Commenting on measures introduced by Ncube yesterday to shore up the local currency which included ordering government departments and parastatals to collect fees in local currency, Moyo said full dollarisation was out of the question.
Moyo suggested that Ncube should liberalise the exchange rate, match salaries of civil servants to those in the region, pay contractors in foreign currency or at the black market rate and order that all taxes be paid in local currency.
“The measures in the statement by Minister Ncube are an appropriate, significant and timely step in the right direction. But of course the devil is in the cooperation challenge: measures like these have the best chance of success where and when everyone in the economy and across the political divide is ready and willing to play their part!” Moyo said.
Full statement:
Well done and kudos Prof Mthuli Ncube. With your statement tonight, you have reverted to the right toolbox and demonstrated that at least government is ready and willing to put its mouth where its money is, principally to shore up the Zim dollar, which has come under untold pressure characterised by precipitous price hikes and volatile exchange rates with the threat of shortages of basic commodities looming on the horizon.
So, this is a commendable policy intervention by Minister Ncube.
It is encouraging that the thrust of his intervention is to beef up the local currency, and not to go the dollarisation track that some quarters are clamouring for.
Full dollarisation should indeed be out of the question, more so given that unlike in the 2008 doomsday scenario, exports have breached the USD 12 billion mark. In any case, the experience of countries like Argentina with dollarization is ugly and provides bad lessons of what not to do. It’s therefore prudent for Zimbabwe to remain a dualcurrency or multicurrency economy, while building up and strengthening the Zim dollar to become the dominant currency in due course.

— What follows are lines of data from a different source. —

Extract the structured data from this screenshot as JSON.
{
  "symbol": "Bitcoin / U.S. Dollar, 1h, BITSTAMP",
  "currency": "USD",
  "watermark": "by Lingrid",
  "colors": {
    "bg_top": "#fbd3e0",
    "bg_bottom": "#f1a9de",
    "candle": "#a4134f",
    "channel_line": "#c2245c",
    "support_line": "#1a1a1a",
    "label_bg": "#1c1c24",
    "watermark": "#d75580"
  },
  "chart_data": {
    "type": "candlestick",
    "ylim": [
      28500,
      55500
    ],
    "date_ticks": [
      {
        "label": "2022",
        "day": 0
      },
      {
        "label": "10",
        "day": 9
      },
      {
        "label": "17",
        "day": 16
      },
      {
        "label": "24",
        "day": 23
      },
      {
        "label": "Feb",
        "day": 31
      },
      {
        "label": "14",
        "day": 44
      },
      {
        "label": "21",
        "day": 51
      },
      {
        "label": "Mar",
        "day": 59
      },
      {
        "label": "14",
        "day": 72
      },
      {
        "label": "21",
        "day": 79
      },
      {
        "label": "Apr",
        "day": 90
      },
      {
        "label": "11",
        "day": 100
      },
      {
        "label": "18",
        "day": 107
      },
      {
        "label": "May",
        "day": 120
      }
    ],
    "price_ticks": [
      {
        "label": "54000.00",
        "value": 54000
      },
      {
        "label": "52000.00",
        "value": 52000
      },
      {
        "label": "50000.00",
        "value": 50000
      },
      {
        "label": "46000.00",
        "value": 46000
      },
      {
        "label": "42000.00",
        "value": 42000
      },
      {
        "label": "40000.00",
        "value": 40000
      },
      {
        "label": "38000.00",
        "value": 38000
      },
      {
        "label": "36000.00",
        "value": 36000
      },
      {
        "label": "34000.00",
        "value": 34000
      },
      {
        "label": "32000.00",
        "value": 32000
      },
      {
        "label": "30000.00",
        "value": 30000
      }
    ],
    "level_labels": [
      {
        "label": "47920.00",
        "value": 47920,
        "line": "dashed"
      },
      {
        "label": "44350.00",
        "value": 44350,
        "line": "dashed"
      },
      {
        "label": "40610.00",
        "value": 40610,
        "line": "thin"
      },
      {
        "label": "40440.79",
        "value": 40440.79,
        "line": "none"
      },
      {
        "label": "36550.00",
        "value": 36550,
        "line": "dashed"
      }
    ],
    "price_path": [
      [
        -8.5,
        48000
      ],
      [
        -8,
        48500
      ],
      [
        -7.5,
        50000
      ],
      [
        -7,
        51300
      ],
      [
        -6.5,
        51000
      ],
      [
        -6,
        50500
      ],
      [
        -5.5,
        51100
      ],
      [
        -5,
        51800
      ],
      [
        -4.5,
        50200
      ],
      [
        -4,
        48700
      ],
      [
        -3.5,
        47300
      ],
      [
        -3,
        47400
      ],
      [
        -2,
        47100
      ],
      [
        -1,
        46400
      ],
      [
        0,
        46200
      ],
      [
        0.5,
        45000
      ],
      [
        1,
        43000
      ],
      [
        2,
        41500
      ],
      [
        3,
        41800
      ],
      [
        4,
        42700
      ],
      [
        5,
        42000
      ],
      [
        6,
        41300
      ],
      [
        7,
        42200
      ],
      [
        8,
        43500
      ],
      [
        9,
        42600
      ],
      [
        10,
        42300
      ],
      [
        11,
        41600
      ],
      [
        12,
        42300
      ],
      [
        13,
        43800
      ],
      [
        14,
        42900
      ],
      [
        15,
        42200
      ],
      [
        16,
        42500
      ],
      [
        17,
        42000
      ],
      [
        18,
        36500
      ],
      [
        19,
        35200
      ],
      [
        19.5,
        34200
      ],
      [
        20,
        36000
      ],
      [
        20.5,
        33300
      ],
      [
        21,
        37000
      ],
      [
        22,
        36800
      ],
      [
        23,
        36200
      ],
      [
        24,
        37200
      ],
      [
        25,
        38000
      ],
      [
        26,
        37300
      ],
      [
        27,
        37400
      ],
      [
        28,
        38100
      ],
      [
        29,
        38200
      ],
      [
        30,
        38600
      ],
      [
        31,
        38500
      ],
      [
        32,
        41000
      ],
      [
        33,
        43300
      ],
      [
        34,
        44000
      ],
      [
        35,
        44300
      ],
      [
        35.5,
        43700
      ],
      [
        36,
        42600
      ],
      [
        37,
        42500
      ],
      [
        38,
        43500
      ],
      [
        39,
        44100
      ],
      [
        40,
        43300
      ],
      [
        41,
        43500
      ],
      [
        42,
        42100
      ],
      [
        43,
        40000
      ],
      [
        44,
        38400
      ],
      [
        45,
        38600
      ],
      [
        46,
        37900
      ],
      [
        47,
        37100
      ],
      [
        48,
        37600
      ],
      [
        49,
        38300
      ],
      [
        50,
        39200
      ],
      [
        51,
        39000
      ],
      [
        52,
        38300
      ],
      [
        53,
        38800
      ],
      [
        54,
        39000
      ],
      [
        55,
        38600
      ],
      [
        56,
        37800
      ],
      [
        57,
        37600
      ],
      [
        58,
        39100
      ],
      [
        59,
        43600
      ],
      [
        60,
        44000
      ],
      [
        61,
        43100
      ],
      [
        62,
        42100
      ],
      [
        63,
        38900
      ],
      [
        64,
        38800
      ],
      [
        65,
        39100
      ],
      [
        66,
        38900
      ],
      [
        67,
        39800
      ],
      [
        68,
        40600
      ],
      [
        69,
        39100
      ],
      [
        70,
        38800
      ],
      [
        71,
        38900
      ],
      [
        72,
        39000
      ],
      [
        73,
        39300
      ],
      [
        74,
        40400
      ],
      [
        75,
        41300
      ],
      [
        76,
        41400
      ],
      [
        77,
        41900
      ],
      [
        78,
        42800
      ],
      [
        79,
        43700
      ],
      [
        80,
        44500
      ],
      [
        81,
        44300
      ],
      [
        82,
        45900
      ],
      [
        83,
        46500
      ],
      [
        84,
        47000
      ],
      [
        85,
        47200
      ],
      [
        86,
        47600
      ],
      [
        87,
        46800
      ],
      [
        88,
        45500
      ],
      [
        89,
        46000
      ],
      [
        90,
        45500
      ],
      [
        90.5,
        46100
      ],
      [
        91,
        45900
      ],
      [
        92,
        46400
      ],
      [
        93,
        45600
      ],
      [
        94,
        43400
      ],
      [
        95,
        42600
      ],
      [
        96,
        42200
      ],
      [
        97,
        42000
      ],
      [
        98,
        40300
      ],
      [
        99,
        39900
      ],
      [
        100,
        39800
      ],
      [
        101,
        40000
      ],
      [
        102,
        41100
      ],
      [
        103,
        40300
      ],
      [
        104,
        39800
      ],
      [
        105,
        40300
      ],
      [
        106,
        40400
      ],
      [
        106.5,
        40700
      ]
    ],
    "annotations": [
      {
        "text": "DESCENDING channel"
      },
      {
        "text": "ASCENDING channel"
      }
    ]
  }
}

While it is always a daunting task to mend a roof with multiple leaks in the middle of a pounding and blinding storm of the kind currently battering the Zim economy, along with the welcome measures announced by Minister Ncube tonight, the basket of other or additional options could include the following:
*For the Zim Dollar to eventually become the dominant currency, it would be wise to bite the bullet and liberalize the exchange rate sooner rather than later, such that the value of the currency must – as reasonably possible – be determined by demand and supply.
*Serious consideration should be given to benchmarking civil service salaries to the wage bills in the region if not in Sub-Saharan Africa.